Grand Prix du Japon : le baromètre

Une course limpide pour Lewis Hamilton (Mercedes-AMG) qui, en devançant son rival Nico Rosberg, porte son avance à dix points à quatre épreuves de la fin !

En hausse

Jenson Button (McLaren)
Jenson Button (McLaren) sous la pluie japonaise

Jenson Button (McLaren) sous la pluie japonaise

Nous avons retrouvé le roublard Jenson Button ! Il fut un temps pas si lointain (2010-11) où l’Anglais nous régalait avec ses stratégies de course parfaites, en se jouant des conditions météo précaires. Du fait de son titre de vétéran de la compétition (34 ans), les spéculations vont bon train concernant une éventuelle éviction de chez McLaren. Fatigué le champion 2009 ? Que nenni ! En optant pour des gommes intermédiaires dès le premier tour, il a gagné son pari et par la même occasion cinq positions ! Un coup de génie qui le portait à la troisième place. Malheureusement, même si la pluie nivelle les performances des machines, c’en était trop pour contrecarrer les plans des Red Bull. De plus, l’intervention de la voiture de sécurité, mettant un terme à la bagarre, l’empêcha de profiter de pneus pluie. Au final c’est une cinquième place primordiale ; il se rappelle au bon souvenir de tous, et prouve qu’il dispose toujours du flair pour sentir les bonnes tactiques !

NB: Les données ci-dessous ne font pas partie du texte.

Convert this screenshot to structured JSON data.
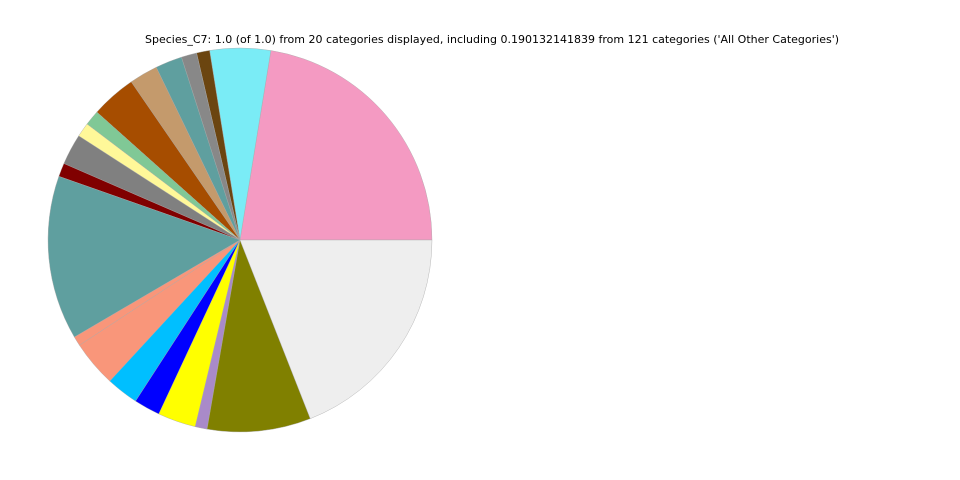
{
  "chart_data": {
    "type": "pie",
    "title": "Species_C7: 1.0 (of 1.0) from 20 categories displayed, including 0.190132141839 from 121 categories ('All Other Categories')",
    "start_angle_deg": 0,
    "direction": "counterclockwise",
    "values": [
      0.224,
      0.051,
      0.011,
      0.013,
      0.0225,
      0.024,
      0.038,
      0.0128,
      0.012,
      0.026,
      0.0114,
      0.138,
      0.008,
      0.039,
      0.027,
      0.022,
      0.032,
      0.01,
      0.087,
      0.190132141839
    ],
    "colors": [
      "#f49ac2",
      "#7aecf6",
      "#6b4510",
      "#888888",
      "#5f9f9f",
      "#c49a6c",
      "#a64d00",
      "#80c896",
      "#fff899",
      "#808080",
      "#800000",
      "#5f9f9f",
      "#f9967a",
      "#f9967a",
      "#00bfff",
      "#0000ff",
      "#ffff00",
      "#a98ac9",
      "#808000",
      "#eeeeee"
    ],
    "edge_color": "#aaaaaa"
  }
}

Sebastian Vettel (Red Bull)

C’est l’homme qui a fait l’actualité sportive : Vettel a annoncé samedi son départ de la maison Red Bull. Une déclaration qui rappelle le cas Hamilton. Protégés depuis leur jeunesse par McLaren et Red Bull, ils ont ressenti le besoin de s’émanciper, après des années de victoires mais aussi de galères. Vettel, après quatre saisons inoubliables, a dû faire face à l’arrivée d’un Ricciardo décomplexé et à l’instauration d’un nouveau règlement peu à sa convenance. Certains souhaitaient le voir empêtré dans des difficultés pour apercevoir sa capacité à redresser la barre, c’est désormais chose faite. En optant probablement pour Ferrari, il va falloir réussir là où Alonso (lire par ailleurs) a échoué : faire de la Scuderia les adversaires les plus dangereux pour la couronne. Cela ne sera pas une mince affaire, mais elle aura le mérite de dévoiler une nouvelle facette du pilote.
Sur la piste détrempée de Suzuka, Sebastian a mené une course propre, lui permettant de signer un second podium consécutif (3ème) après Singapour. Parti neuvième, il a profité d’une tactique exemplaire alliée à une RB10 pour remonter au classement sans coup férir. Depuis la rentrée à Spa, Vettel est en confiance, et les résultats suivent.

En baisse

L’équipe Williams

Seconde épreuve de rang passablement difficile pour les Britanniques. Après un rendez-vous à Singapour à oublier pour Bottas (11ème après avoir détruit ses pneus) et Massa (5ème), la pluie japonaise n’a pas inversé la tendance. En effet, la FW36, seconde force du plateau sur le sec, a pris l’eau le dimanche. En s’élançant de la seconde ligne, elles pouvaient briguer au minimum une place sur le podium. Hélas, le manque d’aisance des pilotes Williams a été flagrant lors de leurs passe d’armes avec les Red Bull. Elles se sont faites déposer par ces concurrents, et n’ont fait que dégringoler dans la hiérarchie par la suite. N’allons pas trop vite en besogne : la voiture reste performante malgré un budget moins conséquent que les équipes de pointe, mais les conditions de course n’ont pas permis un bon résultat.

L’équipe Ferrari
F.Alonso rentre aux stands sur deux roues

F.Alonso rentre aux stands sur deux roues

La seconde moitié de saison est décidément mal engagée pour la Scuderia ! Une nouvelle fois, aucun point n’a été inscrit à Suzuka. Du côté d’Alonso, la déception, voire la résignation se lisait sur son visage et pour cause : sa Ferrari s’était immobilisée après seulement trois tours, à cause d’une défaillance électrique. Pour l’Espagnol cet abandon reflète la fin d’une époque, celle de son aventure avec les Rouges. Arrivé en 2010 tel un sauveur, il frôla à deux reprises le titre, avant de perdre sa motivation. Affecté par un organigramme restructuré (départ de Montezemolo, arrivée de Mattiacci et Räikkönen), et une monoplace peu compétitive, le double champion avait besoin d’un nouveau départ : il va très probablement retrouver Ron Dennis en 2015 chez McLaren, pour un nouveau challenge avec le moteur Honda. Pour Räikkönen, course anonyme également, car il finit douzième.